In asthma, clinical symptoms and spirometry are insensitive in reflecting the underlying airway inflammation. Nitric oxide (FeNO) is now recognised as a reliable surrogate marker of eosinophilic airway inflammation. Fractional Exhaled Nitric Oxide (FeNO) is a breath test that measures exhaled Nitric oxide which is simple to perform and it’s non invasive. This test is predominantly carried out in secondary care, but is gradually being introduced in primary care.
Unfortunately FeNO is not a specific test for asthma alone. Patients with allergic rhinitis, for example, may have an increased FeNO, which reflects the airway inflammation of the nose rather that, the airways. There are also many other circumstances where a high FeNO reading may not necessarily be due to asthma. So, there must be caution when using FeNO to support or refute a diagnosis of asthma.

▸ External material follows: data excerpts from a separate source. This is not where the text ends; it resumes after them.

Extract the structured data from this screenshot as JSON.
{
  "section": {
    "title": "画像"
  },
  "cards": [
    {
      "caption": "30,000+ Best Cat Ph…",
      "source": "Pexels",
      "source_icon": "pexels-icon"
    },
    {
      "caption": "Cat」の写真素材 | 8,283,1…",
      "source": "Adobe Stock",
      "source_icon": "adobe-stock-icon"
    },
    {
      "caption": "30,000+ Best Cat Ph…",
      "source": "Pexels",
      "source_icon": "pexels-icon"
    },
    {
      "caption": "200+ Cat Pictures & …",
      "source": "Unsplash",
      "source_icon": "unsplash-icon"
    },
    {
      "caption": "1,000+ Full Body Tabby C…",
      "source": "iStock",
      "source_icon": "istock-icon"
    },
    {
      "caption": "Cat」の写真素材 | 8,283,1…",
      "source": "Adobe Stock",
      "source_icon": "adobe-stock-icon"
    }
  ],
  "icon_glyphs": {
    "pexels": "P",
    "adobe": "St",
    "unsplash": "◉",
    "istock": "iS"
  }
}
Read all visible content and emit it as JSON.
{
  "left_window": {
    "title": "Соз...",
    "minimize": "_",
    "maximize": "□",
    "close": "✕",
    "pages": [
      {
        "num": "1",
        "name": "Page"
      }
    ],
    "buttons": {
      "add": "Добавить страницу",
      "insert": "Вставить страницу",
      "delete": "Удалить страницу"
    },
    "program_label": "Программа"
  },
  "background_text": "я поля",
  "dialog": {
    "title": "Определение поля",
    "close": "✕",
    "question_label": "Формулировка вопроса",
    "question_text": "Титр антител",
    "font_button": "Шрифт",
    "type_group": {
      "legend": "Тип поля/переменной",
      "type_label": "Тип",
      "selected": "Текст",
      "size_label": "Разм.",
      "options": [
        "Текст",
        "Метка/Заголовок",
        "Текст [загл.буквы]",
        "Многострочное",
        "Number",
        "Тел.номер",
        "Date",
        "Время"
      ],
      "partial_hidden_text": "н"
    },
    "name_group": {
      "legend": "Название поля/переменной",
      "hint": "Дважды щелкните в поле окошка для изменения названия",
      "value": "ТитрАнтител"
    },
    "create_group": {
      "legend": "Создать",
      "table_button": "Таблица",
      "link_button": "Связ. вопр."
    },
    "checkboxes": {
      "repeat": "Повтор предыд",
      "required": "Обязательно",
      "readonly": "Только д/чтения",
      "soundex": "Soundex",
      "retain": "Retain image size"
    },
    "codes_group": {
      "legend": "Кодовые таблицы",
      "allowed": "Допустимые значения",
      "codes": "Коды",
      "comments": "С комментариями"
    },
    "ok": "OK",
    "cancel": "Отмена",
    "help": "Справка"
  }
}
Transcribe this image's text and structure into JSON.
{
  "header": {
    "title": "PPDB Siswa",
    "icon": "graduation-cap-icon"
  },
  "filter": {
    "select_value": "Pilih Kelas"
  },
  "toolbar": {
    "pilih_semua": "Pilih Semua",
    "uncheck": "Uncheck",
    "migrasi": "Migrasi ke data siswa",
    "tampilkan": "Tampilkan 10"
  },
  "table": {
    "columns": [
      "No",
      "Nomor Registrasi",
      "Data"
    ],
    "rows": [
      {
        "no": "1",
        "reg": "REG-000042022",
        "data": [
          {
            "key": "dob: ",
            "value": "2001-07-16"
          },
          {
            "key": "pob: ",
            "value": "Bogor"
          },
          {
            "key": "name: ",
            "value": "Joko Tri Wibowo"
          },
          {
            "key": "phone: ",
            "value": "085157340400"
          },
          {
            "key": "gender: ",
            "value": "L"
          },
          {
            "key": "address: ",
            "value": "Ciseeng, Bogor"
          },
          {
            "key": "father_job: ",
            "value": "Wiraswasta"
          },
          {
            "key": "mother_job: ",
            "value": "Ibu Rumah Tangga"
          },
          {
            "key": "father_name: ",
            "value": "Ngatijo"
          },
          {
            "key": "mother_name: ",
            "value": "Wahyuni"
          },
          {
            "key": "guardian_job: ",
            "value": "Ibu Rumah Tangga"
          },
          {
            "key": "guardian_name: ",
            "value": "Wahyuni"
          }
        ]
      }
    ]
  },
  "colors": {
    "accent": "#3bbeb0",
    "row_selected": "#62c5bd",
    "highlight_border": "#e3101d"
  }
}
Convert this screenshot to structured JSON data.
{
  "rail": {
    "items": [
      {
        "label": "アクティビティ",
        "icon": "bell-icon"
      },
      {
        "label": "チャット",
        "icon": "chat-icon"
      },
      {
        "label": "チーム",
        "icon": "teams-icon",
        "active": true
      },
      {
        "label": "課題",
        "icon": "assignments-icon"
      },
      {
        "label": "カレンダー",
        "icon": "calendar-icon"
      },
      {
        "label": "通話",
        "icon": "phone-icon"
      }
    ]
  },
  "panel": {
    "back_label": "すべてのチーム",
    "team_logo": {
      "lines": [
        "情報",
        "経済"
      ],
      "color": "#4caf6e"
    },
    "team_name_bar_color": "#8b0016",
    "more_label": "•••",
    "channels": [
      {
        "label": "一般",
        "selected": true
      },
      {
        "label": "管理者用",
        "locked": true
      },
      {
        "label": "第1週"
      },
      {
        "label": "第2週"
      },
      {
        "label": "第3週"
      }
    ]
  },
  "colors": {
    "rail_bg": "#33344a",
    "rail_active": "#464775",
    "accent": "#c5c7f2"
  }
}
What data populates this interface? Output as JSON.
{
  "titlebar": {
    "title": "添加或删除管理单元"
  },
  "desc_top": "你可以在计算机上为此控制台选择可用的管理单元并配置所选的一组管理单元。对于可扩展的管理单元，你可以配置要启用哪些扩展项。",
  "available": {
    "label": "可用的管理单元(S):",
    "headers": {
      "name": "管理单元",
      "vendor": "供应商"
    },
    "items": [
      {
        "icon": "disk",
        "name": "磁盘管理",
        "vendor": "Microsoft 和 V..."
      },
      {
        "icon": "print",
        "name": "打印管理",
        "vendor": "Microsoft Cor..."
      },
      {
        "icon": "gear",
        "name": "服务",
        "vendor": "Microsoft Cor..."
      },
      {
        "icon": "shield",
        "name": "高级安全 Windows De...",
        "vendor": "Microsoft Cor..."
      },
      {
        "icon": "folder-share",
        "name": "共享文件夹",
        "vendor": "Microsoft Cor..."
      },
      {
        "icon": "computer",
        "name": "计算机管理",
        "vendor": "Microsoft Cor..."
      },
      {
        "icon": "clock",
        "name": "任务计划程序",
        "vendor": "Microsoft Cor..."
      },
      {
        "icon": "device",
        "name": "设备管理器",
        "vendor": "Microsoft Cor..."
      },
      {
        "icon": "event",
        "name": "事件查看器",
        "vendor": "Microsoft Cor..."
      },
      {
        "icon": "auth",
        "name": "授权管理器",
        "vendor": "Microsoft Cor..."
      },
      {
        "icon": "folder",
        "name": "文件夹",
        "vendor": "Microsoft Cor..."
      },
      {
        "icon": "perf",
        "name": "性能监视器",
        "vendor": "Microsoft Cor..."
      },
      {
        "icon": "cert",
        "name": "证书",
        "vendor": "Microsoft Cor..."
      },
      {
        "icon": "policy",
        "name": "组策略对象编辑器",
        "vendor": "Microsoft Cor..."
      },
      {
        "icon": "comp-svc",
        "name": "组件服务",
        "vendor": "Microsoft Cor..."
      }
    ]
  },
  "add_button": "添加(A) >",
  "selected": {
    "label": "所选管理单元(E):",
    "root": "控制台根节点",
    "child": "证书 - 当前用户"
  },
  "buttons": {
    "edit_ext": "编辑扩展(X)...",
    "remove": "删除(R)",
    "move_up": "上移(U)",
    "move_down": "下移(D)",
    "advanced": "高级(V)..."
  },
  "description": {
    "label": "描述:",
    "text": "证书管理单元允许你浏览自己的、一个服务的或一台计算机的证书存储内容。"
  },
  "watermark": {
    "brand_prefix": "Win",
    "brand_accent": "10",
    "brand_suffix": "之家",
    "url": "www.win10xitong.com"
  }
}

Anyone performing and interpreting FeNO must be appropriately trained. A low FeNO (less than 25ppb) is useful because this is not suggestive of eosinophilic inflammation. A high FeNO (more than 40ppb) is also useful because this is suggestive of eosinophilic inflammation, and can be used as objective evidence for eosinophilic asthma. An intermediate FeNO (25 – 40ppb) is less conclusive.
If the patient with eosinophilic asthma is successfully treated with inhaled or oral steroids, the expectation is that they should have a low FeNO. This is a useful test if you are assessing concordance with therapy.